Section § 727(d)(2) requires that the fraud or knowledge pertain to the failure to report or deliver some property. See In re Yonikus, 974 F.2d at 904-05; 1 Daniel R. Cowans, Bankruptcy Law and Practice § 5.72 at 778 (6th ed.1994) (“The debtor is required to report to the trustee any property which he receives or becomes entitled to or to deliver it to him. Fraudulent failure to do so is a ground of revocation of the discharge of the debtor.”) (footnote omitted) (emphasis added); 4 Collier on Bankruptcy 727.15[4] at 727-113 (15th ed.1996) ( § 727(d)(2) “imposes a duty upon the debtor to report to the trustee any acquisitions of property subsequent to the filing of the petition.”); cf. Bowman, 173. B.R. at 925.

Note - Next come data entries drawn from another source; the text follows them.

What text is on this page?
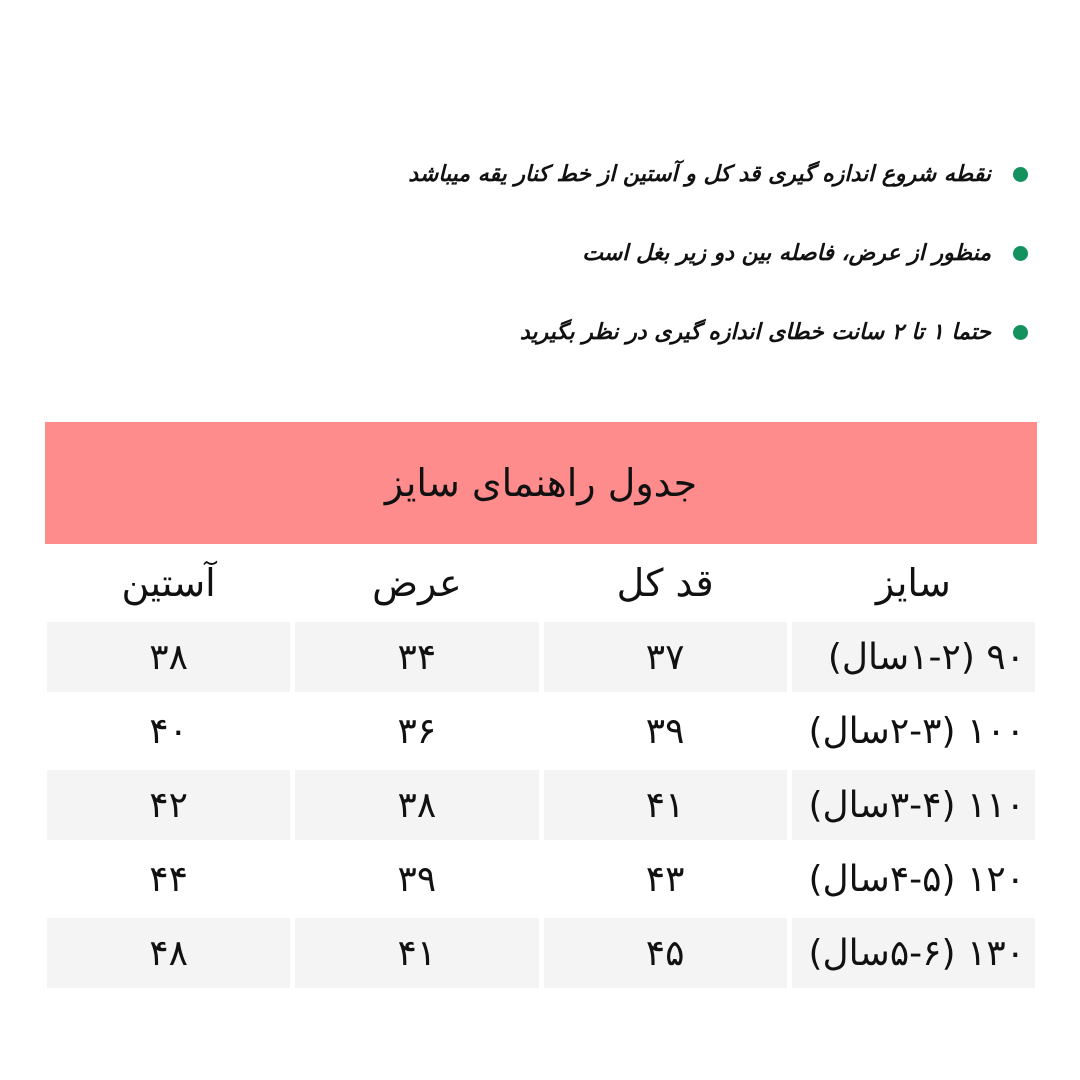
نقطه شروع اندازه گیری قد کل و آستین از خط کنار یقه میباشد
منظور از عرض، فاصله بین دو زیر بغل است
حتما ۱ تا ۲ سانت خطای اندازه گیری در نظر بگیرید
جدول راهنمای سایز
سایز	قد کل	عرض	آستین
۹۰ (۱-۲سال)	۳۷	۳۴	۳۸
۱۰۰ (۲-۳سال)	۳۹	۳۶	۴۰
۱۱۰ (۳-۴سال)	۴۱	۳۸	۴۲
۱۲۰ (۴-۵سال)	۴۳	۳۹	۴۴
۱۳۰ (۵-۶سال)	۴۵	۴۱	۴۸
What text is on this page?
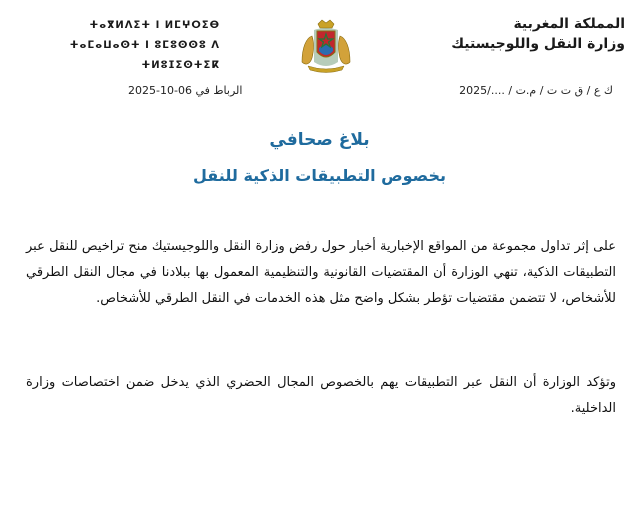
المملكة المغربية
وزارة النقل واللوجيستيك
ⵜⴰⴳⵍⴷⵉⵜ ⵏ ⵍⵎⵖⵔⵉⴱ
ⵜⴰⵎⴰⵡⴰⵙⵜ ⵏ ⵓⵎⵓⵙⵙⵓ ⴷ ⵜⵍⵓⵊⵉⵙⵜⵉⴽ
ك ع / ق ت ت / م.ت / ..../2025
الرباط في 06-10-2025
بلاغ صحافي
بخصوص التطبيقات الذكية للنقل
على إثر تداول مجموعة من المواقع الإخبارية أخبار حول رفض وزارة النقل واللوجيستيك منح تراخيص للنقل عبر التطبيقات الذكية، تنهي الوزارة أن المقتضيات القانونية والتنظيمية المعمول بها ببلادنا في مجال النقل الطرقي للأشخاص، لا تتضمن مقتضيات تؤطر بشكل واضح مثل هذه الخدمات في النقل الطرقي للأشخاص.
وتؤكد الوزارة أن النقل عبر التطبيقات يهم بالخصوص المجال الحضري الذي يدخل ضمن اختصاصات وزارة الداخلية.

The Ninth Circuit wrote, In re Retz, 606 F.3d 1189, 1204 (9th Cir.2010), that a debt- or in bankruptcy proceedings has a “duty to share full information with the Trustee.” The opportunity to obtain a fresh start is “conditioned upon truthful disclosure.” Id., quoting Aubrey v. Thomas (In re Aubrey), 111 B.R. 268, 274 (9th Cir. BAP 1990) (“Fraudulent intent may be determined by circumstantial evidence”). The *781Ninth Circuit affirmed that the debtor’s failure to inform the trustee of a transfer is circumstantial evidence of intent to hinder, delay or defraud creditors under 727(a)(2) “because there is no other reasonable explanation” for the delay. Retz, 606 F.3d at 1204. The Retz panel also noted that certain “badges of fraud” may support a finding of fraudulent intent under § 727(a)(2). 606 F.3d at 1200; Emmett Valley Assocs. v. Woodfield (In re Woodfield), 978 F.2d 516, 518 (9th Cir.1992).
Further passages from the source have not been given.